1. Selon l'arrêt attaqué (Rennes, 4 novembre 2021), pour la réalisation d'un ouvrage commandé par M. [L] et Mme [H] (les consorts [L]), la société française Agora a conclu avec la société italienne SPA Italiana Lastre (SIL) un contrat portant sur la fourniture de panneaux de bardage et stipulant : « La compétence du tribunal de Brescia s'appliquera à tout litige qui surgirait du présent contrat ou qui aurait un rapport avec ce dernier. Societa Italiana Lastre se réserve la faculté de procéder à l'égard de l'acheteur devant un autre tribunal compétent en Italie ou à l'étranger. »

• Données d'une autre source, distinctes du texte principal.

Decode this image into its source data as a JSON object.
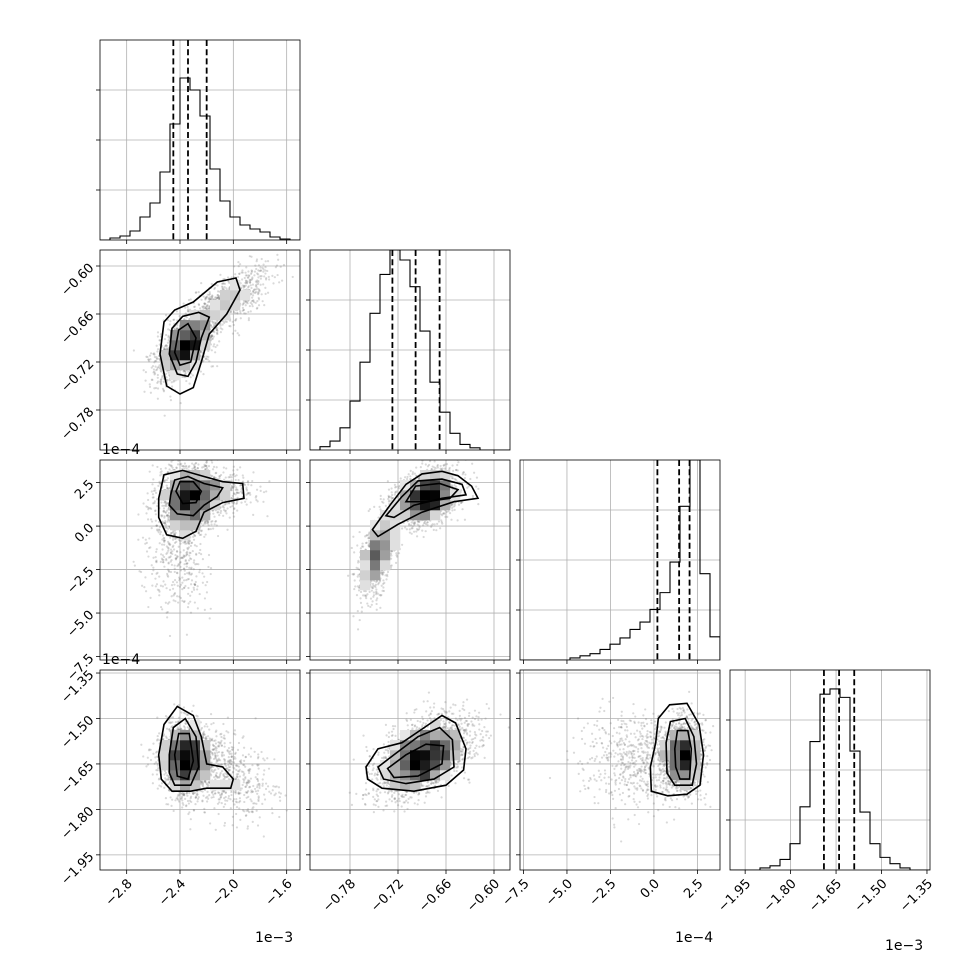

2. En novembre 2019 et janvier 2020, les consorts [L], invoquant des désordres, ont assigné en responsabilité et indemnisation l'ensemble des locateurs d'ouvrages, ainsi que le fournisseur des panneaux.

3. La société SIL a soulevé une exception d'incompétence internationale à l'encontre de la demande de garantie de la société Agora.

4. La cour d'appel a rejeté l'exception d'incompétence en retenant que cette clause donnait à la société SIL un plus grand choix de juridictions à saisir qu'à la société Agora sans préciser les éléments objectifs sur lesquels les parties s'étaient mises d'accord pour identifier la juridiction qui pourrait être saisie, qu'elle ouvrait donc à la société SIL un choix discrétionnaire qui était contraire à l'objectif de prévisibilité auquel les clauses attributives de juridiction devaient satisfaire et qu'elle était, dès lors, illicite.

Enoncé du moyen

5. La société SIL fait grief à l'arrêt de confirmer l'ordonnance ayant rejeté l'exception d'incompétence territoriale, alors :

« 1°/ qu'en confirmant le rejet de l'exception d'incompétence territoriale présentée par la société SIL, sans répondre au moyen, péremptoire, tiré de ce qu'en vertu de l'article 25, § 1, du règlement (UE) n° 1215/2012 du Parlement européen et du Conseil du 12 décembre 2012, la clause attributive de compétence litigieuse devait être appréciée au regard du droit italien et non du droit français, la cour d'appel a violé l'article 455 du code de procédure civile ;

2°/ que la validité d'une convention attributive de juridiction s'apprécie selon le droit de l'Etat dont les juridictions sont désignées ; qu'en considérant que la clause d'élection de for convenue par les parties aurait été illicite, après avoir constaté que cette clause désignait le tribunal de Brescia en Italie, sans faire application du droit italien, la cour d'appel a violé l'article 25, § 1, du règlement (UE) n° 1215/2012 du Parlement européen et du Conseil du 12 décembre 2012 concernant la compétence judiciaire, la reconnaissance et l'exécution des décisions en matière civile et commerciale. »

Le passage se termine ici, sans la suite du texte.